For the modern sales team today, a CRM solution is essential to understanding information about your customers at a deep and extensive scale. With an enhanced visibility into the latest activity on the account, you can ensure that your communication remains updated, leaving no chance of error. With access to detailed information on each customer and their position in the sales cycle, your sales team will have a better view of their sales funnel. This generates a good understanding of how to shift leads to close and generate more relevant sales forecasting.
So Salesforce is a comprehensive CRM platform, but what should be the approach when moving to Salesforce? Let’s get back to the basics of Salesforce and explore some of the fundamental ideas that will ensure a successful implementation of your Salesforce instance.
Plan strategically
Strategic planning is important for a successful implementation of Salesforce. Begin with involving staff members from all departments and particularly key prospective Salesforce users; know their pain points, business goals, and requirements. This analysis helps your team to reshape existing business processes efficiently. Understand and expect that, while your planning may be all-inclusive, it can never be 100%. So while the planning and analysis is a must, don’t let it paralyze the process.
Take small steps to ensure success
With Salesforce’s innovative technology, you may try to implement Salesforce throughout your organization in one shot, but that won’t set your team up for success. Your approach should be iterative or phased for a successful implementation of an enterprise Salesforce solution. Begin with one or two departments; choose a department with team members who are early adopters or a revenue-developing department, such as student recruitment or executive education. Then build upon your success and take advantage of key learnings, like user adoption techniques, when you move forward. Allow each phase to grow on the successes and lessons from the prior phases.
Utilize a project manager
An implementation of this approach encompasses a detailed project scope, tight deadlines, and a fixed budget — all of which must be efficiently controlled internally. So you need someone to oversee it all. That person should be someone with project management skills from the IT department or maybe a business analyst from a functional department. The project manager needs to keep their team on track, manages internal resources, and allow project collaboration. This ensures that your project will be delivered on time and on budget!
Engage your stakeholders
Salesforce brings transformation if users truly want to adopt the technology. But you cannot expect that this will happen organically. Change is not easy. Employees may have spent years working with the current systems or have experienced burnout from previous technology failures. You need to develop user adoption techniques from the scratch of your CRM project to gain their loyalty and buy-in. For instance, you can involve stakeholders during the initial requirements gathering and further along during user testing, find and authorize early adopters as technology champions, interact on all levels, and enjoy the wins. Change management does not finish upon launch. Carry on to grow adoption with post-implementation surveys and check-ins, new and refresher training, and instantly available technical support.

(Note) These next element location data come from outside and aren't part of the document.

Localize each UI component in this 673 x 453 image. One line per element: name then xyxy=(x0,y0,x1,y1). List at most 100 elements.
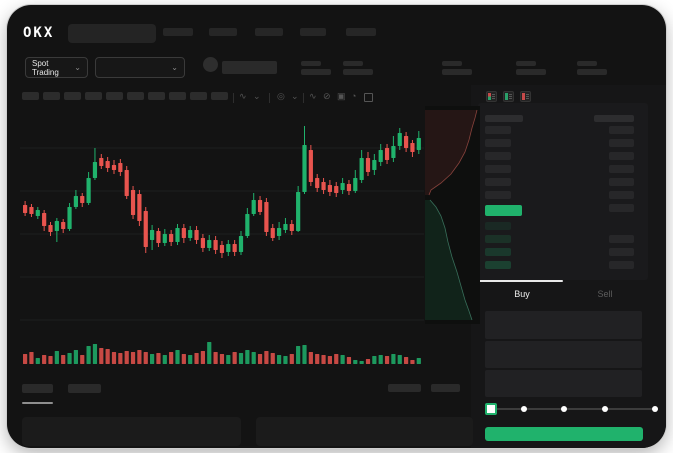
stat-label-placeholder xyxy=(442,61,462,66)
eraser-icon[interactable]: ⊘ xyxy=(323,91,331,101)
bottom-tab-placeholder[interactable] xyxy=(22,384,53,393)
volume-bar xyxy=(169,352,174,364)
amount-slider-stop[interactable] xyxy=(652,406,658,412)
fullscreen-icon[interactable] xyxy=(364,93,373,102)
candle-body xyxy=(404,136,409,148)
volume-bar xyxy=(238,353,244,364)
candle-body xyxy=(308,150,313,182)
market-type-selector[interactable]: Spot Trading ⌄ xyxy=(25,57,88,78)
candle-body xyxy=(175,228,180,242)
candle-body xyxy=(143,211,148,247)
candle-body xyxy=(251,200,256,214)
nav-item-placeholder[interactable] xyxy=(209,28,237,36)
volume-bar xyxy=(61,355,66,364)
buy-tab-indicator xyxy=(478,280,563,282)
bid-row-placeholder[interactable] xyxy=(485,261,511,269)
timeframe-button-placeholder[interactable] xyxy=(43,92,60,100)
candle-body xyxy=(105,161,110,168)
amount-slider-handle[interactable] xyxy=(485,403,497,415)
order-input-placeholder[interactable] xyxy=(485,370,642,397)
book-combined-icon[interactable] xyxy=(486,91,497,102)
stat-value-placeholder xyxy=(516,69,546,75)
volume-bar xyxy=(143,352,148,364)
amount-slider-track[interactable] xyxy=(489,408,655,410)
search-box-placeholder[interactable] xyxy=(68,24,156,43)
candle-body xyxy=(54,221,59,231)
timeframe-button-placeholder[interactable] xyxy=(64,92,81,100)
candle-body xyxy=(327,185,332,192)
candle-body xyxy=(257,200,263,212)
divider xyxy=(303,93,304,103)
timeframe-button-placeholder[interactable] xyxy=(106,92,123,100)
ask-row-placeholder[interactable] xyxy=(485,139,511,147)
candle-body xyxy=(118,163,123,172)
ob-amount-placeholder xyxy=(609,248,634,256)
timeframe-button-placeholder[interactable] xyxy=(85,92,102,100)
book-asks-icon[interactable] xyxy=(520,91,531,102)
price-chart[interactable] xyxy=(7,5,666,448)
timeframe-button-placeholder[interactable] xyxy=(148,92,165,100)
ob-amount-placeholder xyxy=(609,139,634,147)
snapshot-icon[interactable]: ▣ xyxy=(337,91,346,101)
candle-style-icon[interactable]: ∿ xyxy=(239,91,247,101)
nav-item-placeholder[interactable] xyxy=(346,28,376,36)
nav-item-placeholder[interactable] xyxy=(255,28,283,36)
candle-body xyxy=(372,160,377,170)
tab-sell[interactable]: Sell xyxy=(597,289,613,299)
nav-item-placeholder[interactable] xyxy=(300,28,326,36)
volume-bar xyxy=(289,354,294,364)
candle-body xyxy=(264,202,269,232)
timeframe-button-placeholder[interactable] xyxy=(22,92,39,100)
nav-item-placeholder[interactable] xyxy=(163,28,193,36)
book-bids-icon[interactable] xyxy=(503,91,514,102)
stat-value-placeholder xyxy=(577,69,607,75)
timer-icon[interactable]: ◔ xyxy=(351,91,357,101)
timeframe-button-placeholder[interactable] xyxy=(211,92,228,100)
volume-bar xyxy=(29,352,34,364)
volume-bar xyxy=(73,350,78,364)
order-input-placeholder[interactable] xyxy=(485,311,642,339)
volume-bar xyxy=(315,354,320,364)
ask-row-placeholder[interactable] xyxy=(485,126,511,134)
market-type-label: Spot Trading xyxy=(32,58,59,77)
bid-row-placeholder[interactable] xyxy=(485,235,511,243)
ask-row-placeholder[interactable] xyxy=(485,178,511,186)
bottom-tab-placeholder[interactable] xyxy=(68,384,101,393)
timeframe-button-placeholder[interactable] xyxy=(190,92,207,100)
pair-dropdown[interactable]: ⌄ xyxy=(95,57,185,78)
volume-bar xyxy=(353,360,358,364)
candle-body xyxy=(130,190,136,215)
candle-body xyxy=(346,184,352,191)
amount-slider-stop[interactable] xyxy=(561,406,567,412)
amount-slider-stop[interactable] xyxy=(521,406,527,412)
chevron-down-icon[interactable]: ⌄ xyxy=(291,91,299,101)
candle-body xyxy=(277,228,282,236)
amount-slider-stop[interactable] xyxy=(602,406,608,412)
volume-bar xyxy=(372,356,377,364)
indicators-icon[interactable]: ◎ xyxy=(277,91,285,101)
volume-bar xyxy=(245,350,250,364)
candle-body xyxy=(232,244,237,252)
timeframe-button-placeholder[interactable] xyxy=(127,92,144,100)
ask-row-placeholder[interactable] xyxy=(485,165,511,173)
volume-bar xyxy=(346,357,352,364)
tab-buy[interactable]: Buy xyxy=(514,289,530,299)
line-tools-icon[interactable]: ∿ xyxy=(309,91,317,101)
depth-bids-line xyxy=(429,199,473,321)
volume-bar xyxy=(124,351,129,364)
timeframe-button-placeholder[interactable] xyxy=(169,92,186,100)
bid-row-placeholder[interactable] xyxy=(485,248,511,256)
order-input-placeholder[interactable] xyxy=(485,341,642,368)
volume-bar xyxy=(302,345,307,364)
candle-body xyxy=(334,186,339,193)
bottom-tab-placeholder[interactable] xyxy=(388,384,421,392)
ask-row-placeholder[interactable] xyxy=(485,191,511,199)
buy-submit-button[interactable] xyxy=(485,427,643,441)
ob-header-placeholder xyxy=(485,115,523,122)
ask-row-placeholder[interactable] xyxy=(485,152,511,160)
chevron-down-icon[interactable]: ⌄ xyxy=(253,91,261,101)
volume-bar xyxy=(232,352,237,364)
bid-row-placeholder[interactable] xyxy=(485,222,511,230)
bottom-tab-placeholder[interactable] xyxy=(431,384,460,392)
candle-body xyxy=(23,205,28,213)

Use data to keep you on track
Salesforce aims to integrate your various data sources (such as Banner, ApplyYourself, Excel sheets, PeopleSoft, etc.) into one single location to make the relevant data available to the right people at the right time — and in a way that they want to use. But getting the relevant data into Salesforce is tough and can be a major challenge. Efficient data integration needs an up-front and strategic analysis of your existing data sources, particular data needs, the occurrence of data exchanges, separate record keys, and more.
Salesforce is an engagement system. Efficient engagement needs data that guides you towards who to interact with, how, and when. Once all data sources are found, plan a strategy as to how that data integrates into your system. The comprehensive data in the system will enhance user adoption, nurture efficiencies, and fasten future data collection when you go live. The refining of your data will be a continuous challenge. Your data should be visible and accessible by users. If not, user adoption is compromised. Many higher education organizations have data governance strategies in place, encompassing data cleansing and data security. In case you do not have governance strategies, you need to develop data entry and stewardship rules and processes.
Learn to grow
Let your users and technical team understand more about Salesforce to achieve better results. Create opportunities internally and externally to empower your team’s knowledge base.

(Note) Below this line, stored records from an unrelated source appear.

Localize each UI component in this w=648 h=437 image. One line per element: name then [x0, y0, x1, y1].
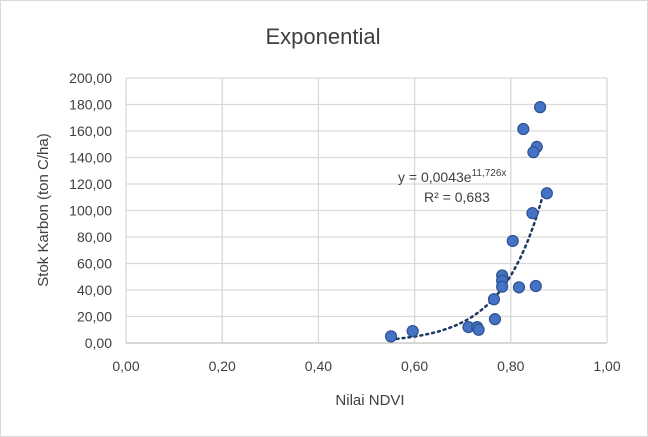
data-point — [406, 324, 419, 338]
data-point — [540, 187, 553, 200]
x-tick-label: 0,00 — [112, 358, 139, 374]
x-tick-label: 0,80 — [497, 358, 524, 374]
data-point — [488, 313, 502, 326]
x-tick-label: 0,20 — [209, 358, 236, 374]
y-tick-label: 40,00 — [77, 282, 112, 298]
data-point — [384, 330, 398, 343]
y-tick-label: 80,00 — [77, 229, 112, 245]
data-point — [512, 281, 526, 294]
data-point — [526, 207, 539, 220]
y-tick-label: 100,00 — [69, 203, 112, 219]
data-point — [527, 146, 540, 159]
y-tick-label: 120,00 — [69, 176, 112, 192]
trendline-r2: R² = 0,683 — [424, 189, 490, 205]
data-point — [496, 280, 509, 293]
y-axis-label: Stok Karbon (ton C/ha) — [35, 133, 52, 286]
data-point — [472, 323, 485, 336]
y-tick-label: 60,00 — [77, 256, 112, 272]
trendline — [389, 188, 546, 341]
data-point — [529, 279, 542, 293]
data-point — [517, 122, 530, 136]
trendline-equation: y = 0,0043e11,726x — [398, 168, 506, 185]
x-tick-label: 0,40 — [305, 358, 332, 374]
y-tick-label: 180,00 — [69, 97, 112, 113]
chart-title: Exponential — [266, 24, 381, 49]
x-axis-label: Nilai NDVI — [335, 392, 404, 409]
y-tick-label: 200,00 — [69, 70, 112, 86]
x-tick-label: 1,00 — [593, 358, 620, 374]
x-tick-label: 0,60 — [401, 358, 428, 374]
data-point — [487, 293, 501, 306]
y-tick-label: 20,00 — [77, 309, 112, 325]
data-point — [506, 234, 519, 248]
y-tick-label: 160,00 — [69, 123, 112, 139]
y-tick-label: 140,00 — [69, 150, 112, 166]
y-tick-label: 0,00 — [85, 335, 112, 351]
data-point — [534, 101, 547, 114]
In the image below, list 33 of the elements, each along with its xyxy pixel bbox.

Educate: Salesforce courses, training, and certification can help immensely.
Empower internal expertise: Provide supplemental training sessions for your team.
Be a part of communities: Make sure to introduce your users to higher ed communities; for instance, Salesforce’s ‘Power of Us’ Hub.
Attend, attend, attend: Ensure presence at Salesforce and Salesforce Foundation conferences and webinars for the chance to ask questions, network, and learn.
The road to a fully-functional and successful Salesforce rollout can be an intimidating undertaking from the outset. However, if you come at it with a solid plan of attack, champion a project manager, involve stakeholders, and rely on data to drive decisions, you’ll already have a leg up in the process.